Ça me met en rogne dès le matin. A nouveau un endroit où la communauté internationale se discrédite : le Timor Oriental, un petit territoire coincé sur une moitié d’île à l’autre bout du monde (enfin par rapport à ici). L’ONU y a organisé un référendum sur l’indépendance la semaine dernière (le Timor a été annexé par l’Indonésie, purement et simplement, en 1975). Les résultats ne sont pas encore officiels, mais il apparaît clair que la séparation d’avec l’Indonésie l’a emporté largement[1]. Et depuis, le pays est mis à feu et à sang par des « milices » pro-indonésiennes, relayées par l’armée indonésienne elle-même à l’occasion ; les populations sont déportées vers la moitié de l’île « légalement » aux mains du gouvernement de Djakarta, on massacre ceux qui résistent, la capitale est en flamme, les religieux sont assassinés[2] ; et le personnel de l’ONU (sauf quelques irréductibles) abandonne le terrain devenu trop dangereux (leur propre personne étant explicitement visée : ben oui, c’est eux qui ont assuré l’organisation du vote). Alors qu’il était censé le protéger. Scènes de la vie ordinaire sur la planète. Or ce qui se passe était absolument prévu. Je l’ai lu dans Le Monde Diplomatique des mois avant. Il n’y a aucun hasard dans cette violence : elle est orchestrée par le pouvoir indonésien (le gouvernement ou en sous-main l’armée). Qu’aujourd’hui on essaie d’envoyer une « force de maintien de la paix »[3] devient une sinistre plaisanterie — d’autant que le projet achoppe au refus de l’Indonésie, qui assure qu’elle fera « revenir le calme » seule. On peut la croire même sans cynisme : il faut seulement savoir que le résultat sera l’inverse de celui défendu par nos pays. Ah mais ça, ce sera calme !

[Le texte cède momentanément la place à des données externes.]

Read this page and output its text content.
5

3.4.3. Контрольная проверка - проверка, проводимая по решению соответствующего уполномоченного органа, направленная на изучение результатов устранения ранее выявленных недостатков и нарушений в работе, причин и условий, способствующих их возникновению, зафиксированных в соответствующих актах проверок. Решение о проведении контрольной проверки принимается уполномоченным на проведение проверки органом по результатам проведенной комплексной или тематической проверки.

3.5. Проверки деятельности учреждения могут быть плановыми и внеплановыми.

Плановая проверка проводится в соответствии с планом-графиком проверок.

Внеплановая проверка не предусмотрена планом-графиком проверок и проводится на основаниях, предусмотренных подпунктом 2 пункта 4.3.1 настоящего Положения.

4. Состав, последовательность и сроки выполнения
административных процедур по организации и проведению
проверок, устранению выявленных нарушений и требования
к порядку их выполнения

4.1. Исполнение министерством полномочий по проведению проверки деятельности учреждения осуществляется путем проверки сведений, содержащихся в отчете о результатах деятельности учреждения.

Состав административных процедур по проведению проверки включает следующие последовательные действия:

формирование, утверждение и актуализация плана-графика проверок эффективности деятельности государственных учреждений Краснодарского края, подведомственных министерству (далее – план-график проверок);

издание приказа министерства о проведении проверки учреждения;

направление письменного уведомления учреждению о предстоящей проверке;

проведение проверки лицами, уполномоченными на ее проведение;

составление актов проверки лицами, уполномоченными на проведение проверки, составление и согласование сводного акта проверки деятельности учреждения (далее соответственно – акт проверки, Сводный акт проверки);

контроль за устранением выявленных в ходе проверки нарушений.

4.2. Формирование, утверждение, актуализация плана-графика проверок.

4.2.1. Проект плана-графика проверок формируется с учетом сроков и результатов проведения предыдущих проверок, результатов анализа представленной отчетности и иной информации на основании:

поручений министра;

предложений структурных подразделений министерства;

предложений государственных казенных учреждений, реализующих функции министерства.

Face au plus grand de ceux qu’on aime appeler les pays émergents — qui donc vont bientôt nous rejoindre —, face aux gros intérêts économiques en jeu, trois quatre cent mille indépendantistes isolés, ne pèseront jamais bien lourd. Et là, encore, on en parle dans la presse, ça permet de s’indigner un peu. Mais pour combien de situations de ce genre dont on ne pipe mot ? Je vais arrêter de m’indigner, c’est inutile. Il faut juste faire taire toute espérance naïve : c’est ça qui est difficile.

[1] Les résultats ne peuvent être officiels, puisque pour l’être, ils doivent être avalisés par le parlement indonésien, qui ne se prononcera qu’en novembre, les lignes qui suivent expliquent pourquoi.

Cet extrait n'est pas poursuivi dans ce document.